3. We anonymize data whenever we can.
4. We send hashed data (e.g. emails) to data partners for enrichment (instead of sending them the raw data)
5. We destroy / delete data when we’re no longer working with clients to ensure that data is never stolen or used in any way it was not intended to.
6. We do not store or make available any PII on the frontend. The frontend of our platform (aka the website) only gets data anonymized and in aggregate.

Endpoint Protection & Device Security

Endpoint protection is the practice of securing devices at the edge of your network which have access to the internet. In our case, we are mostly concerned with employee laptops and mobile phones that they use for work. We try to do all processing of sensitive data in the cloud, but there is a small chance that some sensitive data could be left on employee devices, and therefore we must protect them.

We utilize a service called Symantec Endpoint Protection Cloud to protect our devices. The most important features it has are antivirus protection and remote wipe capability. If any of our devices are lost or compromised, we can clear the device remotely with the click of a button.

We also ensure that all employee hard drives are encrypted utilizing Mac or Windows utilities.
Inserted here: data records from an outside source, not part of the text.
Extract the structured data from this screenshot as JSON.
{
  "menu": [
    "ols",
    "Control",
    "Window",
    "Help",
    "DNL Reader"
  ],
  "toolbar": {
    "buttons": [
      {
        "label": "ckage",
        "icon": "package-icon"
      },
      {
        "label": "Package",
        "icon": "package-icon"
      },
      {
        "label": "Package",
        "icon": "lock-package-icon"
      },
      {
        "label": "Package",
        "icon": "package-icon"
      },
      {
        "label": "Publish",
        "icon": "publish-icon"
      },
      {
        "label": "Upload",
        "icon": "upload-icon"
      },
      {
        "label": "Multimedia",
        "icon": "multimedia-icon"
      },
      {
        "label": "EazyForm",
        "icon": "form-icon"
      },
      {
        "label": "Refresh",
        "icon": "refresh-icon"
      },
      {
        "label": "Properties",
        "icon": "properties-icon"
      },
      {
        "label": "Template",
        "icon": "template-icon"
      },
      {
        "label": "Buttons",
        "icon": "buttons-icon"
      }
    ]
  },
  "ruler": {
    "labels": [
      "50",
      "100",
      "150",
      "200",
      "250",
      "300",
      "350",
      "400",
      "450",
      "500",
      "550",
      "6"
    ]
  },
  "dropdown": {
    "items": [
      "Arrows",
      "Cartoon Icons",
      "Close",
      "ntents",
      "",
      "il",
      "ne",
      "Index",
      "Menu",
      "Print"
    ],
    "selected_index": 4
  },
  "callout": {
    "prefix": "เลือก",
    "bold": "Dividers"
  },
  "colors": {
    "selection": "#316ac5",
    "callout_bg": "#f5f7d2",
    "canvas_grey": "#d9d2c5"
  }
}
Physical Location Security

For the most part, we are a colocated team in Santa Monica, and need to protect our office space as well. We use an electronic / remote key locking system to ensure only employees and service people have access to the front door, and only during certain hours. We also have 24x7 video recording of the facilities.

We also remind all employees to lock their computers whenever they’re away from their desk. And finally, as we’ve touched on, we keep all sensitive data in the cloud (on Google servers) and not on prem (on our own servers).

Penetration Testing

We had our first penetration test performed by an outside vendor in 2019 and passed with flying colors. We plan to get one done annually to ensure we don’t slip up.